Opinión
Profesor de la carrera de Historia y Gestión Cultural. Universidad de Piura
Hasta hace muy poco, el literato peruano Mario Vargas Llosa se refería al hombre contemporáneo como viviente de una ‘civilización del espectáculo’, muy a la par del intelectual francés Gilles Lipovetsky, quien se refería a su presente como la ‘era del vacío’.
Sea cual fuere la mejor etiqueta para nuestro presente, cada generación de intelectuales intenta definir mejor su época. A veces, con mayor o menor optimismo e incluso cinismo. Lo cierto es que la forma de entender al ser humano no es solo una perspectiva, sino que ella puede motivar concepciones verdaderas o falsas sobre lo que es el ser humano.
De hecho, cada una de las etiquetas mencionadas solo son parcelas de explicaciones de la realidad humana. Son intentos de dar respuestas homogéneas y lúcidas ante los problemas reales. Así, por ejemplo, el homo videns era un intento por comprender cómo la televisión y la imagen habían perjudicado la capacidad crítica del ser humano. La imagen –a decir de Sartori– impide al hombre pensar. La razón y la imaginación ceden terreno al sentimiento y al deseo. Por su lado, Han expone con mucha razón que el individuo contemporáneo se alegra de sentirse su propio jefe y excita sus sentidos con la idea de libertad sin jerarquías. Sin embargo, según el surcoreano, esta sociedad es en realidad un enjambre de esclavos que se determinan a sí mismos. Sus miembros configuran una sociedad obstruida que siente culpabilidad de tomar vacaciones o pararse a contemplar el paisaje.
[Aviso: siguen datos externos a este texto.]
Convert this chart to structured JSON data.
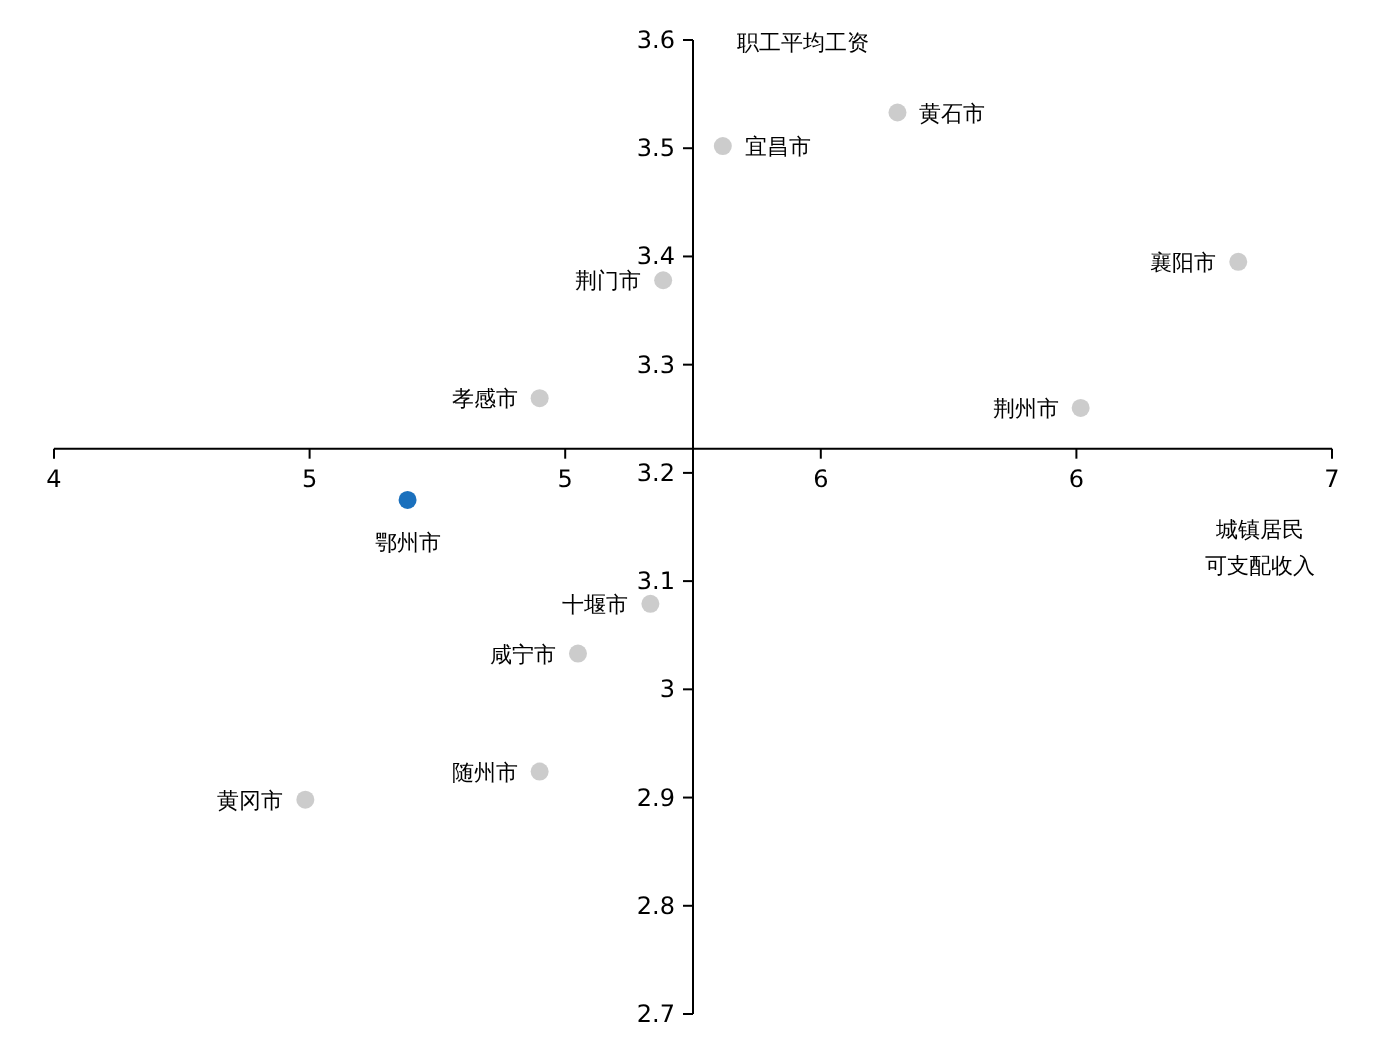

En la actualidad, se corre el riesgo de etiquetar a los seres humanos bajo ideas limitantes. El hombre es esto o es aquello. Esas definiciones, si son interiorizadas y aceptadas como reales, pueden modificar nuestra visión de lo que es la persona. Por ejemplo, si aceptamos el paradigma de Jean Baudrillard que hablaba acerca de la “sociedad de consumo” y reducimos al ser humano como un mero ser consumidor, podríamos responder a varias preguntas acerca de fenómenos contemporáneos como el Black Friday o el Cyber Monday. Sin embargo, las respuestas serían algo superficiales. Una etiqueta no explica la totalidad del individuo.
En nuestro día a día desarrollamos diferentes roles: somos padres, hermanos, esposos, clientes, consumidores, votantes o vecinos, por citar algunos ejemplos. Lo cierto es que ninguna de esas categorías es en sí misma la totalidad de lo que es una persona. De hecho, utilizarlas sin más podría llevarnos a un peligroso reduccionismo antropológico.
Pongamos un ejemplo. Imaginemos que una institución educativa considera que sus alumnos son clientes. De hecho, desde una primera impresión parece algo muy positivo porque siguiendo esa lógica los profesores deben ofrecer un servicio educativo de calidad.
Los padres de familia se sentirían seguros de saber que el dinero que pagan se corresponde con los estándares adecuados. Decir que un alumno es un cliente (y por extensión sus padres) no es algo fuera de la verdad. Si revisamos el diccionario de la RAE, la palabra cliente se define así: “Persona que compra en una tienda, o que utiliza los servicios de un profesional o empresa”. Sin embargo, si nos limitamos a creer que una persona es solo un cliente, las cosas se podrían complicar. La delgada línea roja entre los conceptos de cliente y de alumno podría marcar una diferencia en la conceptualización antropológica de quien ofrece el servicio educativo.
Está claro que la instituciones caracterizan a sus públicos. Así, las empresas tienen clientes; los organismos públicos, usuarios; los emprendedores, consumidores; los políticos, votantes; los influencers, seguidores; y así por el estilo. El problema de fondo yace en que lo que la persona es supera cualquiera de estas etiquetas.
Una empresa o institución que desee hacer bien su tarea no debe reducir al ser humano a una de esas categorías. Desde el campo educativo debemos desafiar el reduccionismo de la persona. Para formar, necesitamos superar el “cliente siempre tiene la razón”; educar hoy en día supone ir contracorriente a los encasillamientos comerciales que dictamina el mercado.